Collective Labor Bargaining Contracts

Chapter VII: Collective Labor Bargaining and Contracts

Article 139: The point of collective bargaining is to pursue or solve professional or occupational differences or to improve the workers’ conditions of production or welfare, all of which can be achieved through determining regulations for confronting problems or securing the participation of both sides in finding solutions or through determining or changing the conditions, etc., at the level of the workplace, the profession, or the industry with the agreement of both parties. The demands raised by the two sides must be based on the necessary arguments and documents.

Note 1: Any subject concerning labor requires posing stipulations and creating regulations through collective bargaining may be subject to negotiation, provided that the country’s executive stipulations, including the government’s planning policies, do not prevent a decision being made on [it]. Collective bargaining must have as its aim reaching an agreement and peacefully resolving disputes conforming to the stature of both parties and refraining from any sort of action which would cause a disturbance of order of the meetings.
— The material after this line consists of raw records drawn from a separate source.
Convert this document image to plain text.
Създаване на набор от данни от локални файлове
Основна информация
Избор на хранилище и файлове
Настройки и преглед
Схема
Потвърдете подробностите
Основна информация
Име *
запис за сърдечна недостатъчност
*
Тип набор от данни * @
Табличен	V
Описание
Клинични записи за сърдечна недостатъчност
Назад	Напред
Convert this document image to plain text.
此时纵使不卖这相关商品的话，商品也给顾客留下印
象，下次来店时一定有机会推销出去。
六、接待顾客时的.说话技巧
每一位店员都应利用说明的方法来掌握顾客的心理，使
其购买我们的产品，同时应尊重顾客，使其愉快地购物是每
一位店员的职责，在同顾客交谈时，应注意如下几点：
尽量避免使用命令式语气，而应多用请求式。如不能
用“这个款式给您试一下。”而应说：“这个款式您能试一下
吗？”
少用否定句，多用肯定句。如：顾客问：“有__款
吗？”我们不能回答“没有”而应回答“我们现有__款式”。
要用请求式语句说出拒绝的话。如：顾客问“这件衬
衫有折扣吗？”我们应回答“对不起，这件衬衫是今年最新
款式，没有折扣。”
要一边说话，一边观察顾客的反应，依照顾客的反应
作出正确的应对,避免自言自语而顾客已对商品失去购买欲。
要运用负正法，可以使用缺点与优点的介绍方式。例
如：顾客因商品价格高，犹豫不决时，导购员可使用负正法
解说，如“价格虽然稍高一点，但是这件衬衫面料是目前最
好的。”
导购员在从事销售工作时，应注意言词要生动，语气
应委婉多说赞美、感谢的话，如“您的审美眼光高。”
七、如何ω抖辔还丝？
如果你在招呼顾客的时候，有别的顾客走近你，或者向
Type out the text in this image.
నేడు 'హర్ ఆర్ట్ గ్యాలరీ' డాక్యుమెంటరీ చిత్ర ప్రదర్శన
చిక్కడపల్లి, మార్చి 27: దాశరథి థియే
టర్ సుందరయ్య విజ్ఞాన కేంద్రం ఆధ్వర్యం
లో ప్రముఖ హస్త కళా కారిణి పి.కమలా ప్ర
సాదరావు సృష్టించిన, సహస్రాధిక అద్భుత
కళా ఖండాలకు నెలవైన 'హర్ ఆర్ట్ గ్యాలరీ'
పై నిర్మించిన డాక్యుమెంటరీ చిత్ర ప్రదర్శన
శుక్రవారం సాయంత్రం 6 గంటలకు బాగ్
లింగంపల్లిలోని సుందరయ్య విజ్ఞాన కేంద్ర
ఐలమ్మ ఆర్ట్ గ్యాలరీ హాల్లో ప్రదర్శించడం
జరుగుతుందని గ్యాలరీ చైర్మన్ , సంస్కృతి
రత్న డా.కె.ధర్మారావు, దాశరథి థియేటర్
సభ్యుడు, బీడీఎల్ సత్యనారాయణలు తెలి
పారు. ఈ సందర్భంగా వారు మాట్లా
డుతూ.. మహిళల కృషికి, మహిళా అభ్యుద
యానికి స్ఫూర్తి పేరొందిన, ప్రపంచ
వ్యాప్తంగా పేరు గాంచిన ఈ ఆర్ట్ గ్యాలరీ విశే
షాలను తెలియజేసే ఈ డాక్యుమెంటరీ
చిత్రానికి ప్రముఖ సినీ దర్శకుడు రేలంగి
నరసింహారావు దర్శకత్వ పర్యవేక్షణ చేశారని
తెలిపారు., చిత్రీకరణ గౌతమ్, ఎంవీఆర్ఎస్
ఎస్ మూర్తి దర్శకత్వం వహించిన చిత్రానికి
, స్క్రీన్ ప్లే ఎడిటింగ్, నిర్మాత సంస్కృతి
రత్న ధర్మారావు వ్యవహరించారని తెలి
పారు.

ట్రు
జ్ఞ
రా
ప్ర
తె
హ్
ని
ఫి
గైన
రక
Note 2: Should both parties of the collective bargaining agree, they may request that the Ministry of Labor and Social Affairs introduce to them an impartial person who is conversant in labor issues and can bring about cooperation in the negotiations as an expert in collective contracts. His role will be to help both parties to advance the collective bargaining.

Article 140: A collective labor contract is composed of a written contract concluded to determine the labor conditions between one or several [parties] (an [Islamic Labor] Council or a Craft Society or legal workers’ representatives) on the one hand, and one or several employers or their legal representatives on the other, or between committees and the Supreme Worker’s and Employer’s Committees.

Note: Should collective labor negotiations lead to the conclusion of a collective labor contract, its text must be written in triplicate and signed by both parties. Two copies of it shall be possessed by each party to the collective contract and the third shall be submitted to the Ministry of Labor and Social Affairs within a space of three days to be investigated and confirmed in exchange for a receipt.

Article 141: Collective labor contracts shall be valid under the law and allowed to be executed only if:

a)       The benefits determined therein are not less than those envisioned under the law.

b)       They do not conflict with the laws and provisions current in the country and what is determined and confirmed legally by the government.

c)       There is no contradiction between the subject or subjects of the contract with items (a) and (b) as confirmed by the Ministry of Labor and Social Affairs.

Note 1: The Ministry of Labor and Social Affairs must announce in writing its view that the contract does not conform to items (a) and (b) in this article within a space of thirty days.

Note 2: The view of the Ministry of Labor and Social Affairs that the content of the collective contract does not conform to items (a) and (b) is to be based on legal arguments and the provisions current in the country. Documented arguments and issues must be announced to both parties in writing within the space of time noted in Note 1 of this article.

Article 142: Should differences of opinion concerning various articles of this law or previous contracts or any of the subjects demanded by either side over closing a new contract lead to a work stoppage with the worker present in the workplace or a deliberate reduction of production by the workers, the Arbitration Panel is obliged to speedily investigate the disputed issue and announce an opinion based on the demands of both parties to the dispute or the worker’s and employers’ organizations.

Note: Should neither of the two parties to the collective contract accept the aforementioned opinion, each of them may within the space of ten days from the announcement of the Arbitration Panel (described in Article 158) appeal to the Conflict Resolution Panel mentioned in Chapter IX of this law, and request an investigation and the issuing of an opinion. After receiving the request, the Conflict Resolution Panel will immediately investigate the substance of the dispute in the collective contract and announce its own opinion on the collective contract.

Article 143: Should the Conflict Resolution Panel’s suggestions not be accepted by both parties within three days, the president of the local Bureau of Labor and Social Affairs is obliged to immediately send a report on the matter to the Ministry of Labor and Social Affairs for it to take the necessary decision. Should it prove necessary, the cabinet may run the workshop in the employer’s place in whatever way it considers it necessary and for as long as the dispute continues.

Article 144: In collective labor contracts which are accepted for a specific period, neither of the parties may unilaterally demand that it be changed before the contract terminates unless exceptional circumstances arise which necessitate it as determined by the Ministry of Labor and Social Affairs.

Article 145: The death of the employer or a change of his property has no effect on the execution of the collective contract, and should the work continue, the new employer will be considered the successor to the old one.

Article 146: In all individual labor contracts which are closed before or after the closing of a collective labor contract, the collective contract must be followed unless the individual contracts pay a higher salary than the collective one does.